Avec la transmission, la transcription constitue l’un des axes de la politique artistique de L’Esprit du Piano ; à chaque édition une pianiste-transcripteur est appelé à donner en création mondiale l’une de ses réalisations. Florian Noack était un invité tout trouvé pour le festival bordelais. Lauréat du Concours International de Cologne en septembre dernier, le jeune virtuose belge (21 ans) nourrit une passion pour la transcription et certaines de ses réalisations lui ont déjà valu les éloges d’un Berezovsky ou d’un Angelich, entre autres. A Bordeaux, il donne la première de sa Suite sur des thèmes d’Aleko de Rachmaninov. L’esprit du l’âge d’or du piano revit dans cette pièce intelligemment conçue, lyrique, rythmée, mais jamais tape-à-l’œil, tout comme dans sa Suite sur des thèmes de Shéhérazade, irrésistible digest pianistique de la célèbre Suite symphonique de Rimski-Korsakov enlevé avec lyrisme et feu.
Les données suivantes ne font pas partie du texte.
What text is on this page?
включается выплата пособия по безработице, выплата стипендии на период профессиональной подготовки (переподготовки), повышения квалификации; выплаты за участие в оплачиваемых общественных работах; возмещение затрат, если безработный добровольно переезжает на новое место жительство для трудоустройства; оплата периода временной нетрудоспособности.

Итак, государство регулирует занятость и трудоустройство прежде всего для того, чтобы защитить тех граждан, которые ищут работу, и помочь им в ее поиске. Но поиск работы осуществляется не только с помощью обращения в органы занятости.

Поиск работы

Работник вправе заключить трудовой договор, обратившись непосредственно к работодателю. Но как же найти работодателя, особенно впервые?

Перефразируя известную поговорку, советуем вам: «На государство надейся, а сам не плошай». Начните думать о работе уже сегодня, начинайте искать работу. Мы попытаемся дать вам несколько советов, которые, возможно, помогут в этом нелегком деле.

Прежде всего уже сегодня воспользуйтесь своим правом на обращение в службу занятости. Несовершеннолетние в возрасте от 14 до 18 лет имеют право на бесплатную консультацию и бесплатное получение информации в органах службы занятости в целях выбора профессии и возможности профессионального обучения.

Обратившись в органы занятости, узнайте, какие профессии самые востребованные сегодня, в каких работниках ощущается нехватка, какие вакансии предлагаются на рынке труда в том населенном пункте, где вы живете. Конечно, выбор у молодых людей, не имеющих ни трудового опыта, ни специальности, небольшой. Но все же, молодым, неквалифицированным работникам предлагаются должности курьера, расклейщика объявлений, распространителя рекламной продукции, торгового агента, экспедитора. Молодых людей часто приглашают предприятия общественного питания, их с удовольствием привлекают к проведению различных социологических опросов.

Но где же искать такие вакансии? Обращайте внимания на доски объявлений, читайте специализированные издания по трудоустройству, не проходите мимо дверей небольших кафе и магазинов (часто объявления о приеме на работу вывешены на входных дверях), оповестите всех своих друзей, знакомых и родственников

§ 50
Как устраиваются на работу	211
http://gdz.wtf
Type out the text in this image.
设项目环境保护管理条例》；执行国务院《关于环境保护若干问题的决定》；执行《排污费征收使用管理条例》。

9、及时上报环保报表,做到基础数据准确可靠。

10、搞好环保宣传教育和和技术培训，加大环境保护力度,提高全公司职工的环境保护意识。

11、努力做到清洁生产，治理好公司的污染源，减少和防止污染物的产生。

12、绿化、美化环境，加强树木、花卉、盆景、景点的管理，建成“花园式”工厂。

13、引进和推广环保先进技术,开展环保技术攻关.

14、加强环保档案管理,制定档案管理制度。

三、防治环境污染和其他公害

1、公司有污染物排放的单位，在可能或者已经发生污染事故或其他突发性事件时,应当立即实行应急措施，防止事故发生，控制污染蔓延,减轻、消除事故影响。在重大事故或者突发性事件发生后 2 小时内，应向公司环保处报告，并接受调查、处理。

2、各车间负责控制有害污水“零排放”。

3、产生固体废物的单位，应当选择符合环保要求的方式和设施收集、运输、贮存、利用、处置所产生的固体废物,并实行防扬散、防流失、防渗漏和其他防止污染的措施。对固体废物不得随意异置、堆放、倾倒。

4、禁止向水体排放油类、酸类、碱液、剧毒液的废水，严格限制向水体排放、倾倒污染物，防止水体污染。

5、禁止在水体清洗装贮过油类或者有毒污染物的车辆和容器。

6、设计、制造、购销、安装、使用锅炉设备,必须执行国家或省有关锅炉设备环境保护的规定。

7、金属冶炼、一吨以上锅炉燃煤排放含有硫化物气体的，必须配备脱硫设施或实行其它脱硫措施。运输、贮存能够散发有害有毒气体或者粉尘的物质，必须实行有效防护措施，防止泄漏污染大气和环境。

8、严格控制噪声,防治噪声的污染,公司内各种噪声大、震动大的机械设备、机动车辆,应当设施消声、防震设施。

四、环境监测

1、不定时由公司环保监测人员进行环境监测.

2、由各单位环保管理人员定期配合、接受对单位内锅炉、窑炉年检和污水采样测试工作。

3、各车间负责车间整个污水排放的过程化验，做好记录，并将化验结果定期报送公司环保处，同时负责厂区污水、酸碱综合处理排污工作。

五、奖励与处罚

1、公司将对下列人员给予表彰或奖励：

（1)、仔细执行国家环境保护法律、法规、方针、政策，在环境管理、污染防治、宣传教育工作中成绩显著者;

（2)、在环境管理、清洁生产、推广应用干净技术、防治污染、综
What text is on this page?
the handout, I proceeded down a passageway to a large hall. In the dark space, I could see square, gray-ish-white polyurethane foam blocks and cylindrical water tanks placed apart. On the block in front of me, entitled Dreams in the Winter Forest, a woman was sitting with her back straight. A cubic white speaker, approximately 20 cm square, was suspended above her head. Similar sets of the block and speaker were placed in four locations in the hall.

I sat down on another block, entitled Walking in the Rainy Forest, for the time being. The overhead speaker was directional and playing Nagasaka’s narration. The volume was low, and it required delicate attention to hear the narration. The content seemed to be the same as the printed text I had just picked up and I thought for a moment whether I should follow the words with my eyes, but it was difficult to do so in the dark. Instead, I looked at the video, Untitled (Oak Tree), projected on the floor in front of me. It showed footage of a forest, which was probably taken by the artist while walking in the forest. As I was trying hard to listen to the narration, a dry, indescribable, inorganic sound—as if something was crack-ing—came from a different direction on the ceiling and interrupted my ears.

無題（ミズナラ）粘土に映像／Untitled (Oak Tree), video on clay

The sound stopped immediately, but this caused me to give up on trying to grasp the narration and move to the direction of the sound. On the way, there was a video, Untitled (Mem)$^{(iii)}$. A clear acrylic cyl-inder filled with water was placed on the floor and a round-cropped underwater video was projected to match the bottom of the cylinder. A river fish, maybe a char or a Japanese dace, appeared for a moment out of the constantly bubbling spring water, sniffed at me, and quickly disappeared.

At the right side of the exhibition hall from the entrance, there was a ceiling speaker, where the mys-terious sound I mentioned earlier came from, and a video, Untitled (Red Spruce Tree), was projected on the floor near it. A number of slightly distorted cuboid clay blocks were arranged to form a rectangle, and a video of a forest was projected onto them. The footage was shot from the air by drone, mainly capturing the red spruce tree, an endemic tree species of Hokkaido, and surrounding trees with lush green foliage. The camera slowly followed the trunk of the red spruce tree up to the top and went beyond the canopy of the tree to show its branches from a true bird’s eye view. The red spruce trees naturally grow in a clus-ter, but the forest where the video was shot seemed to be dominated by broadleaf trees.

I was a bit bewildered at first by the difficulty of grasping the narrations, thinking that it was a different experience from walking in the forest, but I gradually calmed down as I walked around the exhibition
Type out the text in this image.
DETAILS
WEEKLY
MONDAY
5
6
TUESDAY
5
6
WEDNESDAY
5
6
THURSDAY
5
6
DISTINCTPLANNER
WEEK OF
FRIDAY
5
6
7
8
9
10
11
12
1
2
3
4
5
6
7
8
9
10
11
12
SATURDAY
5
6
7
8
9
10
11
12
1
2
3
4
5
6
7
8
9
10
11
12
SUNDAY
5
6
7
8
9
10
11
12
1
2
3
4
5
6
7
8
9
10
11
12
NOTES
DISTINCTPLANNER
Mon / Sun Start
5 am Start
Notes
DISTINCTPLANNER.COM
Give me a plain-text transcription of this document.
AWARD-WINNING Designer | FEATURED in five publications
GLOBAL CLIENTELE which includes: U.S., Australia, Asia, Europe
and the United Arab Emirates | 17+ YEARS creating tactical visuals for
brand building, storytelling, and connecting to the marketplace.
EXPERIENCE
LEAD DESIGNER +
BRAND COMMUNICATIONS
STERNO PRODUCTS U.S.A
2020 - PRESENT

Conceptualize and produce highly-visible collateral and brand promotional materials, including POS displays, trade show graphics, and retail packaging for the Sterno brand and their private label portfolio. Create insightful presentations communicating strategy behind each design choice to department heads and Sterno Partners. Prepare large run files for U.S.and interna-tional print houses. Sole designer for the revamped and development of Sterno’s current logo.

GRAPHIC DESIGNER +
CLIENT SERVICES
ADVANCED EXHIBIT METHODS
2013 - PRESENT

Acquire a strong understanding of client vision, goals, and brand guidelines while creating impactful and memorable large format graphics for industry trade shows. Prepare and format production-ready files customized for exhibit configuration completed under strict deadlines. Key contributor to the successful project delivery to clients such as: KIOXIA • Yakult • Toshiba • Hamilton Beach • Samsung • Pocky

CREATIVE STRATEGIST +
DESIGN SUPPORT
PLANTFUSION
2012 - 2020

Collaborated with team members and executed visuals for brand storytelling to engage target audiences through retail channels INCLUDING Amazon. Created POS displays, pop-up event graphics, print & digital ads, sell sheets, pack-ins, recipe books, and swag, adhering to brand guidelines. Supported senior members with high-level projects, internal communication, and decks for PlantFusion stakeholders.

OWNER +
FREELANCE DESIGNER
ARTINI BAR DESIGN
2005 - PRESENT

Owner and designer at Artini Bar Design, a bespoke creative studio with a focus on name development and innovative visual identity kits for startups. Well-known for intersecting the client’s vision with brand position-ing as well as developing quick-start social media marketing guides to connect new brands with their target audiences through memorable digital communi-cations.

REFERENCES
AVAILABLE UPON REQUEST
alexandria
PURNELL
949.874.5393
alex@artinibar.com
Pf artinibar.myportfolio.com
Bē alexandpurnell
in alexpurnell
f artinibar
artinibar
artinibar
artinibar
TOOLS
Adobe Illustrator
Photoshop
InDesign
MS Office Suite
Qu’on ne cantonne surtout pas Florian Noack à la transcription et la grande virtuosité (électrisant Galop chromatique de Liszt !). Quatre Scarlatti, le Nocturne op 55 n°2, la Valse op 34 n°1 de Chopin, Wiegenlied et les Jeux d’eau à la Villa d’Este de Liszt montrent par ailleurs un interprète raffiné et sensible dont on n’a pas fini d’entendre parler. Tout comme de son éblouissante transcription de la Scène du Lac des Cygnes de Tchaïkovski donnée en bis !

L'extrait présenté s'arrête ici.